John Huston
El reino (Rodrigo Sorogoyen)
Ce qu’il y a de commun à beaucoup de films sur la corruption, c’est que plus ils avancent, plus l’étendue de celle-ci se dévoile et plus la quête du présumé héros devient une lutte pour sa propre survie. Au cinéma le « système » a toujours un temps d’avance sur les individus, qu’ils soient eux-mêmes bons ou méchants. Dans Point blank de John Boorman (1967), un tueur à gages interprété par Lee Marvin gravit les échelons d’une société criminelle pour récupérer son argent. Plus il monte, moins il y voit clair. Dans l’excellent Mort d’un pourri de Lautner (1977), le héros joué par Alain Delon cherche les responsables du meurtre de son ami député. Au bout d’une intrigue très sombre et mouvementée se révèle un système de corruption tenant la France giscardienne dans ses mailles d’intérêts. Aucune chance d’y mettre fin : le pur a beau connaître la vérité, il n’a pas le pouvoir d’arrêter la pourriture.
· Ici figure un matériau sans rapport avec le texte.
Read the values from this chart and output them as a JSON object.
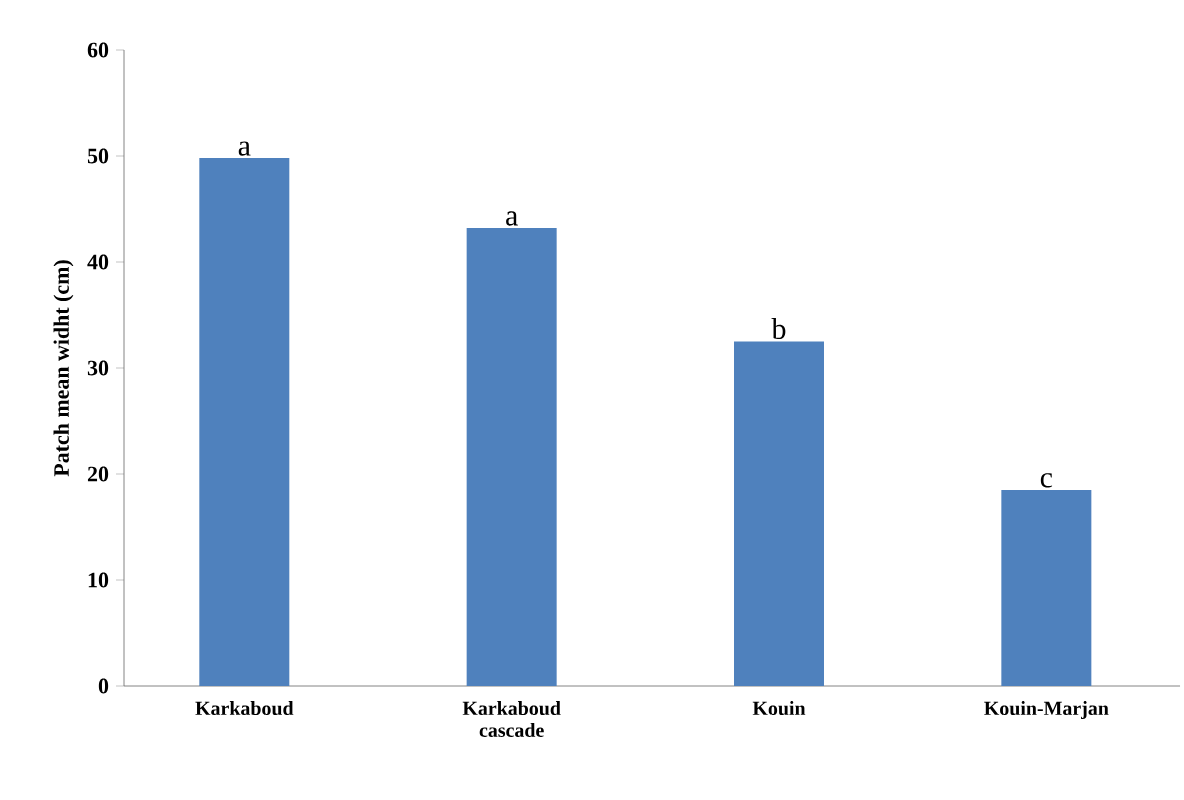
{
  "chart_data": {
    "type": "bar",
    "ylabel": "Patch mean widht (cm)",
    "categories": [
      "Karkaboud",
      "Karkaboud cascade",
      "Kouin",
      "Kouin-Marjan"
    ],
    "values": [
      49.8,
      43.2,
      32.5,
      18.5
    ],
    "color": "#4f81bd",
    "ylim": [
      0,
      60
    ],
    "yticks": [
      0,
      10,
      20,
      30,
      40,
      50,
      60
    ],
    "annotations": [
      {
        "text": "a",
        "x": "Karkaboud",
        "y": 49.8
      },
      {
        "text": "a",
        "x": "Karkaboud cascade",
        "y": 43.2
      },
      {
        "text": "b",
        "x": "Kouin",
        "y": 32.5
      },
      {
        "text": "c",
        "x": "Kouin-Marjan",
        "y": 18.5
      }
    ]
  }
}
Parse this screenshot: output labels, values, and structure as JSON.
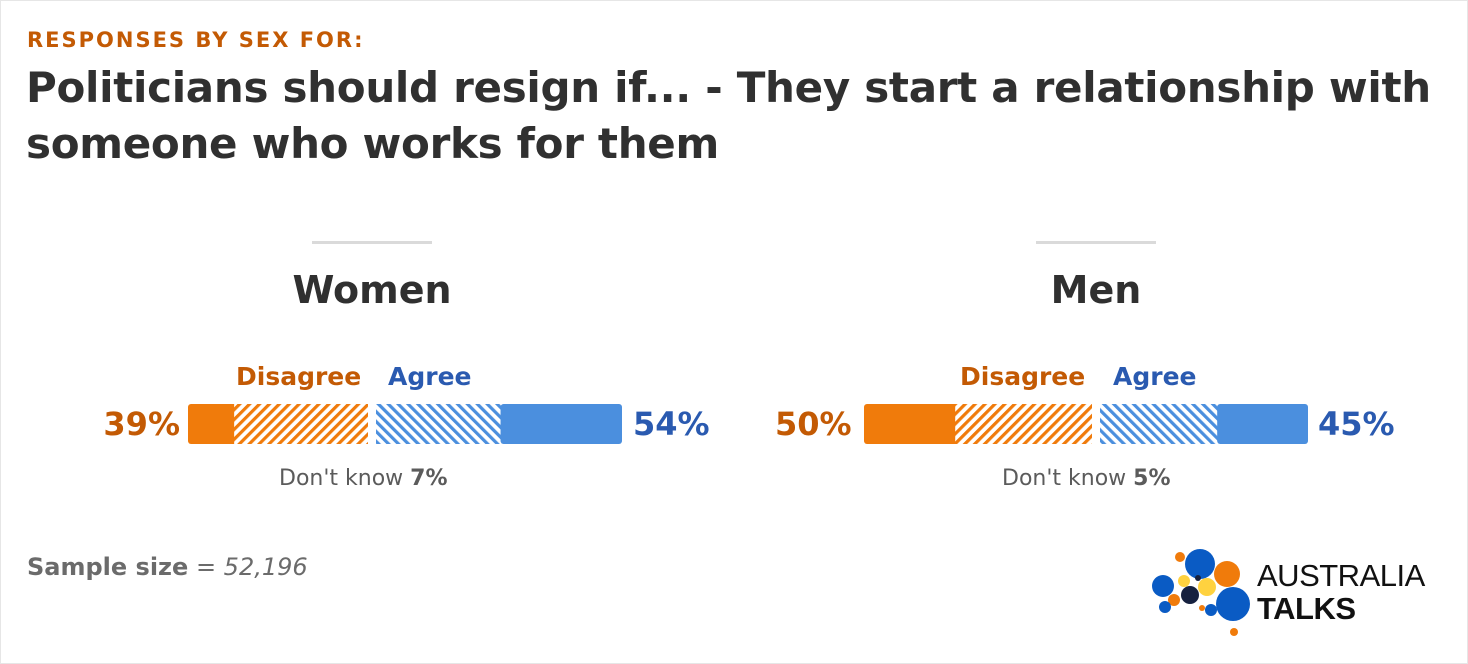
{
  "header": {
    "eyebrow": "RESPONSES BY SEX FOR:",
    "title": "Politicians should resign if... - They start a relationship with someone who works for them"
  },
  "legend": {
    "disagree": "Disagree",
    "agree": "Agree"
  },
  "colors": {
    "disagree_solid": "#f07b0b",
    "disagree_text": "#c35a04",
    "agree_solid": "#4b8fde",
    "agree_text": "#2a5ab0"
  },
  "chart_data": [
    {
      "type": "bar",
      "group": "Women",
      "disagree_pct_label": "39%",
      "agree_pct_label": "54%",
      "dont_know_label": "Don't know",
      "dont_know_value": "7%",
      "values": {
        "disagree_total": 39,
        "disagree_strong": 10,
        "disagree_somewhat": 29,
        "agree_somewhat": 28,
        "agree_strong": 26,
        "dont_know": 7
      }
    },
    {
      "type": "bar",
      "group": "Men",
      "disagree_pct_label": "50%",
      "agree_pct_label": "45%",
      "dont_know_label": "Don't know",
      "dont_know_value": "5%",
      "values": {
        "disagree_total": 50,
        "disagree_strong": 20,
        "disagree_somewhat": 30,
        "agree_somewhat": 26,
        "agree_strong": 19,
        "dont_know": 5
      }
    }
  ],
  "footer": {
    "sample_label": "Sample size",
    "sample_value": "= 52,196"
  },
  "logo": {
    "line1": "AUSTRALIA",
    "line2": "TALKS"
  }
}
Survie dans un monde darwinien
Rodrigo Sorogoyen s’était distingué avec le trépidant mais assez bourrin Que dios nos perdone. Le scénario de ce serial killer movie était conventionnel mais on se réjouissait tout de même de ces flics virils en pleine déconfiture. El reino tient un scénario plus dense et travaillé que son prédécesseur. Ce n’est pas Mort mais Survie d’un pourri ! Le film renouvelle le genre en utilisant comme héros un type corrompu, un homme du système. Il ne fait aucun doute que Manuel Lopez-Vidal (Antonio de la Torre, excellent) s’est goinfré grâce à un système de fraude. Il ne fait aucun doute non plus que la corruption soit généralisée, bien qu’on n’en connaisse aucun détail. Manuel est poursuivi par la justice et sacrifié par ses « amis » politiques. Pourtant, son propre parti est menacé d’une plus grosse affaire. Manuel n’a pas envie de jouer les fusibles et décide de ne pas tomber seul. Ce n’est pas un homme intègre, c’est un individu qui joue sa survie dans le monde darwinien de la politique. El reino n’est pas une histoire de morale publique mais de justice individuelle. Antonio ne veut pas être le seul coupable d’un système de corruption généralisée.
On ne survit qu’en se mettant en mouvement. Alors que l’institution judiciaire et les médias le cernent, que les caciques de son parti l’abandonnent, Manuel doit avoir un coup d’avance. La mise en scène est à l’image de sa course solitaire pour rassembler des preuves et faire tomber ses adversaires. Au contraire du héros intègre qui découvre le système tel un aveugle recouvrant ponctuellement la vue, Manuel, personnage sans regret ni illusion, sait à qui il a affaire. Il survit en fonçant et en décidant au plus vite. Le montage est nerveux et la musique électro pulse, illustrant l’adrénaline s’emparant de lui. Emprisonné dans l’étroitesse d’un couloir ou d’un balcon, isolé dans son propre dressing ou encerclé dans une antichambre, son corps cherche toujours l’issue de secours, l’échappatoire. La séquence de la station-service et ce qui suit est en tout point remarquable. S’il faut s’enfoncer dans l’obscurité, devenir invisible pour survivre et révéler la vérité, il est prêt à le faire. Les dernières minutes ne sont pas pour autant celles de la rédemption. Si Manuel parvient à survivre à tous les pièges, il devra se demander pourquoi il en est arrivé là.
Dynamiques des corrompus
Tout en se focalisant sur ce type amoral et combattif, Sorogoyen ne le juge pas. Il ne cherche pas même à éclaircir les zones d’ombre pour le spectateur mais plutôt à capter les dynamiques de ces politiciens corrompus, leur énergie vorace. La première séquence, celle joyeuse du restaurant, nous montre une société de jouisseurs amis et solidaires les uns des autres. Rien ne nous est expliqué mais on comprend peu à peu que ces gens sont tenus par les secrets qu’ils partagent. Qu’un membre du groupe les dévoile et l’unité volera en éclats. La première partie du film semblera sans doute rébarbative. Constituée de scènes dialoguées, elle nous montre le délitement de ce petit monde corrompu à propos d’affaires dont on ne comprend rien. La meute se défait et chacun défend son os. On ne sait pas où on va, on en sait moins qu’Antonio tout en le suivant à la trace. On s’en agace même mais El reino se bonifie dans sa seconde partie quand l’homme décide de se sauver et que la tension va crescendo.
Tout en cadence et en pulsations, El reino fait preuve d’une belle efficacité dramatique. Il doit aussi son charme à son acteur principal. Déjà remarquable dans La vengeance d’un homme patient et dans Que dios nos perdone, Antonio de la Torre est devenu la meilleure incarnation espagnole de l’homme sans qualités apparentes.